New methods of distributing medicines, involving exclusive deals between manufacturers and wholesalers, could cost the National Health Service hundreds of millions of pounds while reducing standards of service, the Office of Fair Trading said on Tuesday.

The OFT urged the government to change its pricing agreement with drug companies - the Pharmaceutical Price Regulation Scheme - to ensure that costs for the NHS do not rise as a result of new distribution arrangements.

The consumer and competition authority launched its market study of “direct to pharmacy” (DTP) schemes in April, after Pfizer, the drugs company, signed an exclusive deal for UniChem, part of Alliance Boots, to distribute all its products in the UK. Altogether the OFT received 482 complaints from pharmacies and doctors about the Pfizer-Unichem deal.

AstraZeneca and several other manufacturers are implementing similar changes, the OFT said, though only Pfizer has limited distribution to a single wholesaler.

In response, Pfizer said the arrangement with UniChem did not increase the cost of its medicines to the NHS. The US-based company also welcomed the OFT’s acknowledgement that “such schemes may also give rise to efficiencies in distribution.”

John Young, managing director of Pfizer in the UK: “Patient safety is our paramount concern. Our scheme has resulted in increased confidence in the secure supply of Pfizer medicines.”

UniChem added that the Pfizer scheme showed “excellent service levels”. “We are looking forward to engaging in a constructive dialogue with the Department of Health,” it said.

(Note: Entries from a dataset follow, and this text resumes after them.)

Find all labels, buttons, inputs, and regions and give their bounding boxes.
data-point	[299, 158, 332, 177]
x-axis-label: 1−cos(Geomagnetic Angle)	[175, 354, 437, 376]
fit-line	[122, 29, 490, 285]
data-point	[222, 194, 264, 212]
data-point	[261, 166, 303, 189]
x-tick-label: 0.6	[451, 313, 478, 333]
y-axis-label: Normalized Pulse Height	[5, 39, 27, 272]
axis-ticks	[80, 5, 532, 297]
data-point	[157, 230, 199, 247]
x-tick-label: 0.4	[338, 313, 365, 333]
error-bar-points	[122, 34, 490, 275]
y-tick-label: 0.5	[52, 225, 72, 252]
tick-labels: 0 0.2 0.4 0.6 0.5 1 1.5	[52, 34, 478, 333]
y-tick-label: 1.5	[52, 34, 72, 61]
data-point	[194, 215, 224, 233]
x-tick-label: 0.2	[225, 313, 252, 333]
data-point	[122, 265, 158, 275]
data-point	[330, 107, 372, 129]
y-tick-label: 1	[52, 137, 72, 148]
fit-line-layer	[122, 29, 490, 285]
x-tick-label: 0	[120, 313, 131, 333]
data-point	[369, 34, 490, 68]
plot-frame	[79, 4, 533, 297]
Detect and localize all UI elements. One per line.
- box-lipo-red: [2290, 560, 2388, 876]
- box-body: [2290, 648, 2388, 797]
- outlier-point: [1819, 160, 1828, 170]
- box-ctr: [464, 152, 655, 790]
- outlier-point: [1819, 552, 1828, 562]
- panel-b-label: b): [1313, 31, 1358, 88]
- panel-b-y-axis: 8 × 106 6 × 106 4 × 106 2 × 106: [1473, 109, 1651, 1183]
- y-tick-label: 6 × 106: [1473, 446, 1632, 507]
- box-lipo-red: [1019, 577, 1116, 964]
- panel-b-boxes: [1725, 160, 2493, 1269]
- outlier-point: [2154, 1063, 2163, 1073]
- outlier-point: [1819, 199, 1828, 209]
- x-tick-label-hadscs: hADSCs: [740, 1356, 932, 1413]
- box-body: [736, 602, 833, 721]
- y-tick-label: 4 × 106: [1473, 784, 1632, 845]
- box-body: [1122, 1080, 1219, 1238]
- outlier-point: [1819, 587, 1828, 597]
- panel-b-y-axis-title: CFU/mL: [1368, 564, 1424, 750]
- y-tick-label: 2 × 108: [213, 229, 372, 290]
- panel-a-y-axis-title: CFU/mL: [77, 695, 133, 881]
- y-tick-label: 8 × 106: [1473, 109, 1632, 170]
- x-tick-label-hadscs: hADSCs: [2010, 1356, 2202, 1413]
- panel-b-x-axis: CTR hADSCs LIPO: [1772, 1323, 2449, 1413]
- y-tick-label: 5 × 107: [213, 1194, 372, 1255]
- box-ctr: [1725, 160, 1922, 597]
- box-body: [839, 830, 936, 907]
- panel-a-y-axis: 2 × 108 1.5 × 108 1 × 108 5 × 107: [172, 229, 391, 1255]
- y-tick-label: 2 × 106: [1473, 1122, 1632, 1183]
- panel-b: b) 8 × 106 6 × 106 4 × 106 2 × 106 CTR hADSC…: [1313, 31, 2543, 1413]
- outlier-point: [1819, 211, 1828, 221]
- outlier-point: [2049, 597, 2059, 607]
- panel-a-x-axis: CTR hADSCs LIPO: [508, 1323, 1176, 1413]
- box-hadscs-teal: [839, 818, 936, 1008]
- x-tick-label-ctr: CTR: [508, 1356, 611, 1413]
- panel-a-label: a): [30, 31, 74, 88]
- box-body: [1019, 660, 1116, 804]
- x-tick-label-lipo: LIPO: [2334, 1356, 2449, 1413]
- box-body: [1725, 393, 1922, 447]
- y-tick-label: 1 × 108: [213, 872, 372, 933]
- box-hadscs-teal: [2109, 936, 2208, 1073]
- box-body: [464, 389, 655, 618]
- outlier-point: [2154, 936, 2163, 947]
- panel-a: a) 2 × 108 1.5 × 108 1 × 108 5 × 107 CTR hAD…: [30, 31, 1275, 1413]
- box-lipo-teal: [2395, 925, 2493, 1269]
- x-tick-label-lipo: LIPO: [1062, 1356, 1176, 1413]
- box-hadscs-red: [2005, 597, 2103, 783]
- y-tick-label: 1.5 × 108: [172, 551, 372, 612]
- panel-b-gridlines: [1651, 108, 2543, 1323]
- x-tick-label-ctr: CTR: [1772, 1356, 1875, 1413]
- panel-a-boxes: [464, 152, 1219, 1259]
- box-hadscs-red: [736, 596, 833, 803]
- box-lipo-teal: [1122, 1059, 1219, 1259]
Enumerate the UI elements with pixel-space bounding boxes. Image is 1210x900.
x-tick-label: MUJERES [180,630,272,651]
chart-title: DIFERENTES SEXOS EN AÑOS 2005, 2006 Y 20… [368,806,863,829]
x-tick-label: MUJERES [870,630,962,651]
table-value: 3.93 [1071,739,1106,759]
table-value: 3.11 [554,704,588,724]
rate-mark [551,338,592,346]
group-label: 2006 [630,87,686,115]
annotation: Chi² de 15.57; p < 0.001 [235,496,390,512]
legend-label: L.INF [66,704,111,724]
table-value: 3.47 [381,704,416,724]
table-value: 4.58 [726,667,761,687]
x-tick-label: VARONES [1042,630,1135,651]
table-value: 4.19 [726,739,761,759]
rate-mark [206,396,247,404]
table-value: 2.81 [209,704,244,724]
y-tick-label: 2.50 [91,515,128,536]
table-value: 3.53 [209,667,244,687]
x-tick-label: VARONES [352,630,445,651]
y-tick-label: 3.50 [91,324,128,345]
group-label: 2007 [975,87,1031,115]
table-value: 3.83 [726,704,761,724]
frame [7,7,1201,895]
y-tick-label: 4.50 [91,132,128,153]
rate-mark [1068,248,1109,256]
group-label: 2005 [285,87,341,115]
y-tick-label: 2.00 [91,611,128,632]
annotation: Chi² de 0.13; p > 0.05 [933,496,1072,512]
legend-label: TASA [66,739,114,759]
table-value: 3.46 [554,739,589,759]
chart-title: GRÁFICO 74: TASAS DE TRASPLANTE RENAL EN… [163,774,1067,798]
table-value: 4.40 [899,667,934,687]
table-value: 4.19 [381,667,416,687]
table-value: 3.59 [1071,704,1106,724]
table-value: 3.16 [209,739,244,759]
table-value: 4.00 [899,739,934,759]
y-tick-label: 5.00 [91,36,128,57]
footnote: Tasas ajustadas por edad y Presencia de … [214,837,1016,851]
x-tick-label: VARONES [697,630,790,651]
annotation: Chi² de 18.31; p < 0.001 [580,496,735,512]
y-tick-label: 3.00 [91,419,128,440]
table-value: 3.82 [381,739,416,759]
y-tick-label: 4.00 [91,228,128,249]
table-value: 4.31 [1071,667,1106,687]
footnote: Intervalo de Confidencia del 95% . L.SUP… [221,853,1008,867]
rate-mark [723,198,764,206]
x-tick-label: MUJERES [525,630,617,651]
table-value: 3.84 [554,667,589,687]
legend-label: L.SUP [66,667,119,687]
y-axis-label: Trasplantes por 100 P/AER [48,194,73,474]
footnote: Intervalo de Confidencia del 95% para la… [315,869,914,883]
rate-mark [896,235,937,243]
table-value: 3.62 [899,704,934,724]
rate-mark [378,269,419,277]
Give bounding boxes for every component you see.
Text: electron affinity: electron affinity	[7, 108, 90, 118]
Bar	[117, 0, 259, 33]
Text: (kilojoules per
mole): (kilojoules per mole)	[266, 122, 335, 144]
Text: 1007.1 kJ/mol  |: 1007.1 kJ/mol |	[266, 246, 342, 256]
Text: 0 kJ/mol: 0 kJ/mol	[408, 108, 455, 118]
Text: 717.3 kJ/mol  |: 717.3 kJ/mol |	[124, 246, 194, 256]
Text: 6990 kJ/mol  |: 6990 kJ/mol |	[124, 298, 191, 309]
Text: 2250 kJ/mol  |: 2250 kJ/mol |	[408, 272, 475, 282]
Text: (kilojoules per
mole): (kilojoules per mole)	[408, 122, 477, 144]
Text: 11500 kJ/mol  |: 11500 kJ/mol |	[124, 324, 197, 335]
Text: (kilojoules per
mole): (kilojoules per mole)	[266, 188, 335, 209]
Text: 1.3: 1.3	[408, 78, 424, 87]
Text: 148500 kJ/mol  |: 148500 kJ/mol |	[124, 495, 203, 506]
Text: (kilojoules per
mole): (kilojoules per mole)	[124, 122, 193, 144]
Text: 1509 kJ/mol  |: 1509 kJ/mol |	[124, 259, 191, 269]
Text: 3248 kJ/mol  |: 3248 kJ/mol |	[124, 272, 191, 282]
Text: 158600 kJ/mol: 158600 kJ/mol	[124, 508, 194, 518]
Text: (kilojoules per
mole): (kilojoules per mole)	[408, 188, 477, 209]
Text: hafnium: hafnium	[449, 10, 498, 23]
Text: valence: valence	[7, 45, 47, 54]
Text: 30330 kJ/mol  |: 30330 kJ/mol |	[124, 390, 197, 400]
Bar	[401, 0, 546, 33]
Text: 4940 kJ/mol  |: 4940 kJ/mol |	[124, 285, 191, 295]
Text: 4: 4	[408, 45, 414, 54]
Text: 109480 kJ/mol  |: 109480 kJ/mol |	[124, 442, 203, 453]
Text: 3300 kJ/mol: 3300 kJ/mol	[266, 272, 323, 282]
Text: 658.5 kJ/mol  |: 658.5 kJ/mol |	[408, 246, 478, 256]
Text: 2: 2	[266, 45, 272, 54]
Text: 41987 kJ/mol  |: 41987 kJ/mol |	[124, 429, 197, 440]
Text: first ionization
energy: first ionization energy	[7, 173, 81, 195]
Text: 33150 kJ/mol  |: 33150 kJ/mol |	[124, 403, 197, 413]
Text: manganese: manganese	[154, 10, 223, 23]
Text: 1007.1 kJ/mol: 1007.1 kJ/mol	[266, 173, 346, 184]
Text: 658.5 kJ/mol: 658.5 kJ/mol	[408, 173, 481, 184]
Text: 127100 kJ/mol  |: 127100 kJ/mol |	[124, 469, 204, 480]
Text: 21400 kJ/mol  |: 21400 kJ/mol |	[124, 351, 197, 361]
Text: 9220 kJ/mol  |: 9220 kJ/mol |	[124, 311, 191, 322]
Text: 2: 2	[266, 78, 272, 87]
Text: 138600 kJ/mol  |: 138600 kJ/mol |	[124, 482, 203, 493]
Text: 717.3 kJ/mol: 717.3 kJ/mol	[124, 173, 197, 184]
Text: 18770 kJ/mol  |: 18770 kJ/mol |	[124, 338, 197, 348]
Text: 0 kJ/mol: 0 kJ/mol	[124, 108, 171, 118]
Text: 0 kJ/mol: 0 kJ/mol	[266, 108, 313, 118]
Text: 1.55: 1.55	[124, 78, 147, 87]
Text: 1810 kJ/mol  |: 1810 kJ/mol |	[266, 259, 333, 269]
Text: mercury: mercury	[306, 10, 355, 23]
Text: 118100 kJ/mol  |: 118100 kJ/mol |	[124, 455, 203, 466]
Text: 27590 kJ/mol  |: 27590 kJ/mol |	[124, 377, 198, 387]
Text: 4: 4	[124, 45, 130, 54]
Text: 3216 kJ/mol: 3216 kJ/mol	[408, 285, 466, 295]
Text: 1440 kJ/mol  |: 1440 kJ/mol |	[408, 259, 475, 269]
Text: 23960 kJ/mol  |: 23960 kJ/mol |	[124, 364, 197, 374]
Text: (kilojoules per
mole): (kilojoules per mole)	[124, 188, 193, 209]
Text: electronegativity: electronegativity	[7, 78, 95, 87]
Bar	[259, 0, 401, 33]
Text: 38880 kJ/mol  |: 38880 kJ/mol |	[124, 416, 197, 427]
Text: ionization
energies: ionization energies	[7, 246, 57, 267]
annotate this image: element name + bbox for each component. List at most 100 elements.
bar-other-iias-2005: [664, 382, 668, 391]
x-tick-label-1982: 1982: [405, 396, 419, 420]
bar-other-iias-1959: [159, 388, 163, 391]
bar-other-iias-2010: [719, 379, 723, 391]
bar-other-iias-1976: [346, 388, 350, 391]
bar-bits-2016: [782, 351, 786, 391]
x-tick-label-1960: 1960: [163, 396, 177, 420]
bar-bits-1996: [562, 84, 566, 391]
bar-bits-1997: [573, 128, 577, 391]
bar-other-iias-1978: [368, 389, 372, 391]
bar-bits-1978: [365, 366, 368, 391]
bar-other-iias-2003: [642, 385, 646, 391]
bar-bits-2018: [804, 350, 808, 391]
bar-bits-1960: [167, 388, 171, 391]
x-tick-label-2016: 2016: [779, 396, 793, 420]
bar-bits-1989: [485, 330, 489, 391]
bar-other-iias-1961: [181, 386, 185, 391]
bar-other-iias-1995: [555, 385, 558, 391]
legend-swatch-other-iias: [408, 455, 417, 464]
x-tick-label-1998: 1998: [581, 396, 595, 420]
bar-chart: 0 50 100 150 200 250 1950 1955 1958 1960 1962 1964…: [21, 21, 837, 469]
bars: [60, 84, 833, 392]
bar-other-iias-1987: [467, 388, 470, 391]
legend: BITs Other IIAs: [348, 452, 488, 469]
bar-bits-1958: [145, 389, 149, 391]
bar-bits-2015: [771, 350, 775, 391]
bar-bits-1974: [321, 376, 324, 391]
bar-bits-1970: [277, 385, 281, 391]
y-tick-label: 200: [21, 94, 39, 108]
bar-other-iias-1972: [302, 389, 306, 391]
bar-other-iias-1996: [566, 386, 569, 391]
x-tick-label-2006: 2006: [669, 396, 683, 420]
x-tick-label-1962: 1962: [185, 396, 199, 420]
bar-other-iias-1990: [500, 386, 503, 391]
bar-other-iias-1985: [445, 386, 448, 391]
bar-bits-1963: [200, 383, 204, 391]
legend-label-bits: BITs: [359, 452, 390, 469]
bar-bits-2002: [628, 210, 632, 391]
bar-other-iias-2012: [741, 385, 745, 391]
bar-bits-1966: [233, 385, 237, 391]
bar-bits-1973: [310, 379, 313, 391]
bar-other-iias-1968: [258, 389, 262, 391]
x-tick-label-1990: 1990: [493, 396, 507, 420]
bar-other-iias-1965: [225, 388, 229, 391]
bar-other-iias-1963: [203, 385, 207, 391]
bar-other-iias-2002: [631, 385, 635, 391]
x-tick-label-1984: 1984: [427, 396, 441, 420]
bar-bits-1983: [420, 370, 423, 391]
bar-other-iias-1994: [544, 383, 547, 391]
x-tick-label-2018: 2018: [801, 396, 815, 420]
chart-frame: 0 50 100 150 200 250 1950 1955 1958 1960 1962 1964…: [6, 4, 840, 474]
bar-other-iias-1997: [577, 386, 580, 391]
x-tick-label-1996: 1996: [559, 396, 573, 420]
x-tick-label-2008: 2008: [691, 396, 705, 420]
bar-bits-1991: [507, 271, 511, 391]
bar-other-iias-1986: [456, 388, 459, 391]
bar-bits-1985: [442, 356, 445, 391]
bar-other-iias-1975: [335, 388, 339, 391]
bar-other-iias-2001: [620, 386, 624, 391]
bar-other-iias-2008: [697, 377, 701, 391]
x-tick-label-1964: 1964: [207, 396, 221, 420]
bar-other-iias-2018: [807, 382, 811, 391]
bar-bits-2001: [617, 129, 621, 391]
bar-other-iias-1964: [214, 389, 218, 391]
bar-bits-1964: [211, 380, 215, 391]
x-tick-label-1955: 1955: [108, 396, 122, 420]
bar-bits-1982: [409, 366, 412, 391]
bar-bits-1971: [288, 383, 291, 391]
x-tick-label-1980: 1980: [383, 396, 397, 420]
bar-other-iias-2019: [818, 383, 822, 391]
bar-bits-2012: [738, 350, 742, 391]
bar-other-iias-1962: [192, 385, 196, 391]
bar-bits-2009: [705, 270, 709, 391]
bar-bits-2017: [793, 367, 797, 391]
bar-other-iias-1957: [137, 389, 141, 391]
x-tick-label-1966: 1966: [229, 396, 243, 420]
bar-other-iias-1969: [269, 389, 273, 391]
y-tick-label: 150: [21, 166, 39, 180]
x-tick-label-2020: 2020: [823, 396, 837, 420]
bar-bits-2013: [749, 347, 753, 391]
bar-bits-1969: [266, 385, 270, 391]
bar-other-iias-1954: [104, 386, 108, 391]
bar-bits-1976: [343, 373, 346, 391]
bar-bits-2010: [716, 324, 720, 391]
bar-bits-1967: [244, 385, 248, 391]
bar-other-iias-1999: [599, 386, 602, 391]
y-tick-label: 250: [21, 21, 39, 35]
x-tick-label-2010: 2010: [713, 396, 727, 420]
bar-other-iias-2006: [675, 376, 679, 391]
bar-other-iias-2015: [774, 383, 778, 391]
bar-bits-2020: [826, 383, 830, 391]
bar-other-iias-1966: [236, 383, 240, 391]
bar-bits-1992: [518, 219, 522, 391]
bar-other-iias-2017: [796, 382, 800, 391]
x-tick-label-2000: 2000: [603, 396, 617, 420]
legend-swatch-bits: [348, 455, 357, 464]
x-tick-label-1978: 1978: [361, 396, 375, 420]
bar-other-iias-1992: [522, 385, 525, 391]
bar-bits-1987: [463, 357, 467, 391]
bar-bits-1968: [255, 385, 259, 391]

John Fingleton, OFT chief executive, said: “The changes to the distribution of medicines in the UK are among the most significant for many years and have given rise to real concerns…Action is needed to prevent increases in NHS medicines costs and to ensure service standards pharmacies to patients are of a satisfactory standard.”

DTP schemes allow manufacturers to increase the prices paid by retail pharmacies (chemists shops) and control the distribution of their products, the OFT said. The manufacturer sets the prices paid by pharmacies and pays its selected wholesaler a fee for delivering their medicines.

This contrasts with the traditional model of drug distribution, in which manufacturers supply medicines to competing wholesalers, typically at a 12.5 per cent discount to list prices. The wholesalers then compete to supply pharmacies by offering their own discounts, which average about 10.5 per cent according to the OFT study.

The OFT has decided not to open a formal investigation of the drug distribution market under the Competition Act or to refer it to the Competition Commission.

Instead, it said the best way forward was for the government to take DTP arrangements into account as it renegotiates the Pharmaceutical Price Regulation Scheme with manufacturers. For example, list prices of drugs could be cut by an amount equivalent to the average discounts received by pharmacies.

The OFT also recommended that the government should agree minimum service standards with manufacturers for drug distribution. “Any deterioration in service levels should be reflected in the prices paid for medicines by the NHS,” it said.